How participants experience the workload varied, partly because of the different organisational structure of the hospitals. Some of the working days could be busy, stressful, and tiring.
“It is sometimes so tiring that one dreads the day on the PAC, because you sometimes have up to 16 patients” (Participant 13).
Others mentioned that the days in the PAC could be slow and gave them energy for the rest of the week when they experienced busy working days at the anaesthesia ward. They wished that days at the PAC could be more predictable. However, some participants highlighted that working in the PAC was a good change from other days when they were working in anaesthesia wards. Nevertheless, most participants said that they would not work at the PAC fulltime, while others considered working there as a duty because they saw how important PAC was for anaesthesia patients and anaesthesia ward. Participants also pointed out that a lot of resources were spent on the PAC, but they were worth it.

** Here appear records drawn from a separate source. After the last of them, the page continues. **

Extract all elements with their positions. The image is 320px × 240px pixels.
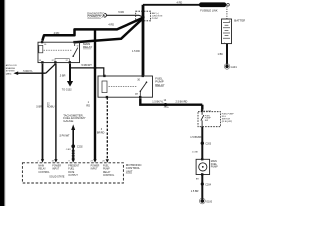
wire ABS feed: [46, 64, 56, 73]
fusible link: [199, 2, 226, 7]
svg-text:SOLID STATE: SOLID STATE: [49, 175, 65, 178]
svg-text:4 RD: 4 RD: [54, 32, 60, 35]
wire power feed vertical to ECM: [94, 29, 96, 160]
svg-text:PUMP: PUMP: [103, 169, 110, 171]
wire fuel pump relay coil feed: [70, 68, 104, 76]
svg-text:G100: G100: [206, 200, 213, 203]
svg-text:(IF EQUIP): (IF EQUIP): [222, 121, 233, 123]
svg-text:UNIT: UNIT: [126, 169, 133, 173]
terminal 86: [103, 75, 105, 77]
svg-text:.5 BR: .5 BR: [36, 106, 42, 109]
svg-text:.5 RD/YL: .5 RD/YL: [23, 70, 34, 73]
terminal 30: [142, 75, 144, 77]
svg-text:87: 87: [66, 60, 68, 62]
svg-text:SW: SW: [205, 120, 208, 122]
relay coil: [39, 45, 43, 52]
ground G100: [201, 199, 205, 203]
svg-text:-: -: [224, 40, 225, 44]
terminal 87: [139, 96, 141, 98]
svg-text:1.5 BK: 1.5 BK: [192, 152, 199, 154]
svg-text:POWER: POWER: [91, 166, 100, 168]
svg-text:4 RD: 4 RD: [108, 23, 114, 26]
svg-text:RELAY: RELAY: [103, 171, 111, 174]
svg-text:RELAY: RELAY: [155, 83, 164, 87]
svg-text:CONTROL: CONTROL: [38, 172, 50, 174]
svg-text:ANTI-LOCK: ANTI-LOCK: [6, 64, 18, 67]
svg-text:BRAKING: BRAKING: [6, 67, 16, 70]
node splice: [141, 16, 144, 19]
wire battery negative: [226, 44, 228, 65]
terminal 85: [106, 96, 108, 98]
wire dotted battery positive: [226, 7, 228, 19]
wire battery main vertical: [142, 5, 145, 76]
svg-text:BR: BR: [196, 178, 199, 180]
wire 4 RD to main relay coil: [42, 18, 142, 41]
connector C203: [201, 142, 204, 145]
svg-text:POINT: POINT: [152, 18, 159, 20]
wire main relay control to ECM: [42, 64, 44, 160]
svg-text:INPUT: INPUT: [91, 169, 98, 171]
wire top feed from fusible link to junction: [143, 4, 201, 6]
svg-text:RD/BU: RD/BU: [47, 106, 55, 109]
ground G102: [67, 81, 73, 87]
svg-text:RATE: RATE: [68, 171, 74, 174]
battery B1: [222, 19, 232, 44]
terminal 30: [73, 41, 75, 43]
arrow to ABS: [13, 71, 18, 75]
svg-text:1.5 BR: 1.5 BR: [191, 190, 199, 193]
wire power input to ECM: [55, 64, 57, 160]
main relay K1: [38, 41, 80, 64]
wire diagnostic to junction: [107, 14, 139, 16]
svg-text:.5 PK/WT: .5 PK/WT: [59, 134, 70, 137]
svg-text:RELAY: RELAY: [83, 45, 92, 49]
wire kill switch to pump: [201, 127, 203, 159]
wire pump to ground: [201, 175, 203, 200]
fuel pump M1: [196, 158, 210, 176]
svg-text:+: +: [229, 19, 231, 23]
svg-text:1.5 BK/YL: 1.5 BK/YL: [152, 100, 164, 103]
svg-text:POWER: POWER: [52, 166, 61, 168]
svg-text:BR/RD: BR/RD: [97, 132, 105, 135]
svg-text:FUEL: FUEL: [68, 169, 75, 171]
svg-text:85: 85: [39, 60, 41, 62]
svg-text:C105: C105: [164, 107, 170, 109]
svg-text:PUMP: PUMP: [211, 166, 218, 169]
arrow to tachometer: [71, 124, 75, 130]
wire battery to main relay contact: [75, 19, 143, 43]
svg-text:G101: G101: [231, 66, 238, 69]
wire down to kill switch: [201, 105, 203, 110]
wire fuel pump feed: [140, 99, 202, 105]
svg-text:1.5 BK/RD: 1.5 BK/RD: [190, 136, 202, 139]
svg-text:RELAY: RELAY: [38, 168, 46, 171]
svg-text:.5 RD/WT: .5 RD/WT: [81, 64, 92, 67]
svg-text:2.5 BK/RD: 2.5 BK/RD: [176, 100, 188, 103]
svg-text:OUTPUT: OUTPUT: [68, 175, 78, 177]
svg-text:.5 BR: .5 BR: [59, 74, 65, 77]
ECM box dashed: [22, 163, 123, 183]
node junction dot: [94, 67, 97, 70]
svg-text:INPUT: INPUT: [52, 169, 59, 171]
ground G101: [225, 65, 228, 68]
svg-text:4 RD: 4 RD: [177, 2, 183, 5]
connector C202: [71, 144, 75, 148]
svg-text:C202: C202: [77, 145, 83, 148]
svg-text:CONTROL: CONTROL: [103, 175, 115, 177]
svg-text:(ABS): (ABS): [6, 72, 12, 75]
pin function labels: [38, 165, 115, 178]
svg-text:30: 30: [77, 45, 79, 47]
page edge bar: [0, 0, 4, 206]
svg-text:87: 87: [52, 60, 54, 62]
wire fuel pump relay control dashed to ECM: [106, 97, 108, 160]
switch blade: [73, 48, 78, 57]
splice S14: [164, 103, 167, 106]
pin numbers main relay: [39, 44, 78, 62]
ECM pin arrows: [41, 159, 44, 162]
svg-text:SYSTEM: SYSTEM: [6, 71, 15, 73]
relay coil: [102, 81, 107, 93]
wire tachometer output to ECM: [72, 130, 74, 161]
switch blade: [140, 83, 146, 92]
svg-text:1 C414: 1 C414: [204, 110, 212, 112]
svg-text:TO G102: TO G102: [62, 88, 72, 91]
svg-text:MAIN: MAIN: [38, 165, 44, 168]
svg-text:86: 86: [44, 44, 46, 46]
svg-text:GAUGE: GAUGE: [63, 119, 73, 123]
svg-text:C203: C203: [205, 142, 211, 145]
svg-text:RD: RD: [86, 105, 90, 108]
wire main relay coil ground: [69, 64, 71, 81]
svg-text:C204: C204: [205, 183, 211, 186]
connector C204: [201, 182, 204, 185]
terminal 87b: [69, 61, 71, 63]
svg-text:BATTERY: BATTERY: [234, 18, 245, 22]
terminal 87: [54, 61, 56, 63]
coiled wire section: [72, 150, 74, 152]
svg-text:FUEL: FUEL: [103, 166, 110, 168]
inner bus line: [55, 59, 69, 63]
svg-text:1.5 RD: 1.5 RD: [132, 50, 140, 53]
svg-text:.5 BR: .5 BR: [66, 149, 72, 151]
contact dashed link: [109, 86, 137, 88]
fuel pump relay K2: [98, 75, 153, 99]
svg-text:FUSIBLE LINK: FUSIBLE LINK: [200, 8, 218, 12]
fuel pump kill switch dashed box: [198, 109, 221, 127]
terminal 85: [41, 61, 43, 63]
svg-text:.5 RD: .5 RD: [118, 11, 125, 14]
terminal 86: [41, 41, 43, 43]
svg-text:PRESENT: PRESENT: [68, 166, 79, 168]
junction box dashed: [136, 11, 151, 21]
contact dashed link: [44, 49, 72, 51]
svg-text:1 BK: 1 BK: [218, 53, 224, 56]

“It was not like I was cheering when I got that job, and when people are put in the PAC, it is often with some reluctance because it is not something they perceive as fun work, but most people realise that it is useful work” (Participant 7).
The COVID-19 pandemic stopped many activities in the PAC, and some participants felt that these activities did not necessarily have to be performed in a physical room in the hospital but could perhaps be completed on a digital platform. For patients travelling long distances, they suggested that this could be a better solution.